This post originally appeared as a guest post on Marketing Profs.
User-generated content (UGC) is hot and will be coming to an online store near you (very, very soon). In 2014, one of the biggest trends will be retailers generating brand affinity and sales by incorporating UGC into the ecommerce experience in a meaningful way. Below, we reveal three reasons why UGC will be hot this year.
1. UGC celebrates loyalty.
When talking about social, much has been made about courting influencers. But what about all those loyal consumers who have only modest followings on social? They’re a chorus waiting to be heard, and they’re tired of being ignored.
Initially, the problem was that recognizing fans publicly was not particularly easy or authentic. UGC is changing that. Now, you can simply encourage fans to share their experience with you in pictures, and you can feature those pictures on the biggest stage you own: your website.
Leveraging Curalate’s UGC solution Fanreel, which collects, moderates and displays UGC on-site, Urban Outfitters did just this, and the payoff was amazing. A fan with just over 100 followers shared a photo of herself in Urban clothing that was subsequently displayed in a prominent gallery that links off Urban’s homepage. The fan came back to Urban’s website, saw her image featured, and Instagrammed a screen shot of the gallery along with a caption calling Urban one of her favorite stores and proclaiming that she was “hyperventilating” because she was recognized by the company. You simply cannot buy brand love this deep.

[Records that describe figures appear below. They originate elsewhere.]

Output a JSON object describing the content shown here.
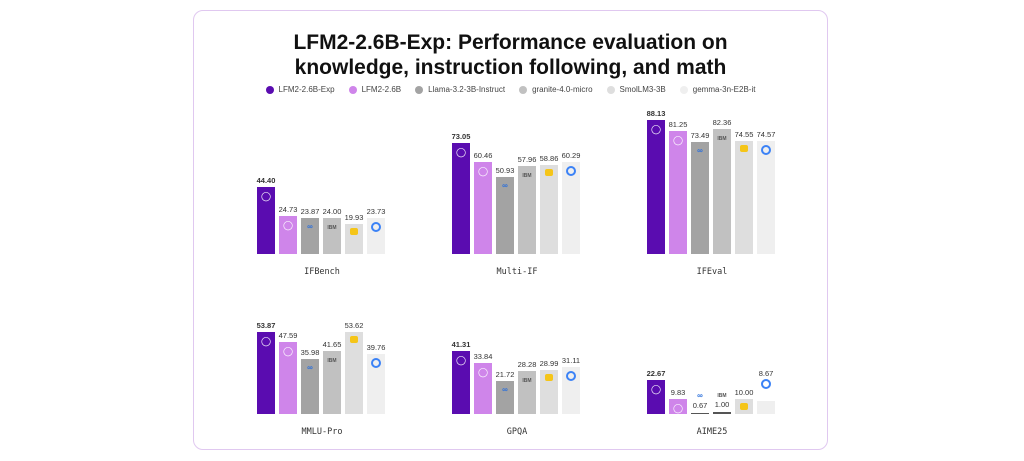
{
  "chart_data": {
    "type": "bar",
    "title": "LFM2-2.6B-Exp: Performance evaluation on knowledge, instruction following, and math",
    "title_lines": [
      "LFM2-2.6B-Exp: Performance evaluation on",
      "knowledge, instruction following, and math"
    ],
    "series": [
      {
        "name": "LFM2-2.6B-Exp",
        "color": "#5a0cb0",
        "icon": "liquid-drop-icon"
      },
      {
        "name": "LFM2-2.6B",
        "color": "#cf85ea",
        "icon": "liquid-drop-icon"
      },
      {
        "name": "Llama-3.2-3B-Instruct",
        "color": "#a3a3a3",
        "icon": "meta-logo-icon"
      },
      {
        "name": "granite-4.0-micro",
        "color": "#c1c1c1",
        "icon": "ibm-logo-icon"
      },
      {
        "name": "SmolLM3-3B",
        "color": "#dedede",
        "icon": "smol-face-icon"
      },
      {
        "name": "gemma-3n-E2B-it",
        "color": "#efefef",
        "icon": "gemma-logo-icon"
      }
    ],
    "benchmarks": [
      {
        "name": "IFBench",
        "values": [
          "44.40",
          "24.73",
          "23.87",
          "24.00",
          "19.93",
          "23.73"
        ]
      },
      {
        "name": "Multi-IF",
        "values": [
          "73.05",
          "60.46",
          "50.93",
          "57.96",
          "58.86",
          "60.29"
        ]
      },
      {
        "name": "IFEval",
        "values": [
          "88.13",
          "81.25",
          "73.49",
          "82.36",
          "74.55",
          "74.57"
        ]
      },
      {
        "name": "MMLU-Pro",
        "values": [
          "53.87",
          "47.59",
          "35.98",
          "41.65",
          "53.62",
          "39.76"
        ]
      },
      {
        "name": "GPQA",
        "values": [
          "41.31",
          "33.84",
          "21.72",
          "28.28",
          "28.99",
          "31.11"
        ]
      },
      {
        "name": "AIME25",
        "values": [
          "22.67",
          "9.83",
          "0.67",
          "1.00",
          "10.00",
          "8.67"
        ]
      }
    ],
    "legend_position": "top-center",
    "grid": false
  }
}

2. UGC is creative and inspirational.
UGC, on the other hand, is creative, expressive, inspirational, and fun. Everything reviews are not! Old-school product reviews reduced your brand to an arbitrary five-point rating. But you’re not a star rating. You’re a brand. You have a personality, a culture, and a style, and UGC lets your fans reinforce all of that. Think about real people in the real world rocking your products. With funky angles, fun locations, and filters galore, a glorious celebration of your brand emerges. And when you feature these irreverent moments, you tell the world you enjoy letting your hair down. When big brands let loose, it’s not only unexpected, it’s cool.
3. UGC can be used to generate sales and measure ROI.
The pressure’s on to link social to sales in order to measure ROI. Bringing user-images on site is a clever way to drive revenue and demonstrate value. UGC provides opportunities for both discovery and social proof. Creative fan photos are intriguing and unusual; they stand out from the traditional catalog shots. As a result, people stay on websites longer and explore. All the while, these browsers are seeing your products in context and visualizing their lives enhanced by your brand. And now that solutions exist to link these user-generated images to the products they reference, a click or hover on an image can result in a sale and therefore measurable ROI.
As the number of social channels continues to proliferate and the volume of images continues to rise, incorporating UGC into your ecommerce site centralizes engagement, provides you measurable ROI, and provides you an important way to celebrate your loyalists at social scale. Rebecca Minkoff (see below for the details) also uses Curalate’s Fanreel to share user generated images on site, while linking those images to individual product pages. By integrating UGC with ecommerce, Rebecca Minkoff has been able to successfully leverage social proof to sell products and celebrate their biggest fans at the same time.
For innovative brands, UGC won’t simply be a passive gallery of photos but an active attempt to break down the walls that separate social and ecommerce teams to drive corporate success and brand loyalty.
The result? Sales, measurable ROI and the adoration of droves of fans. With stakes this high, you simply cannot afford to close your doors to this opportunity.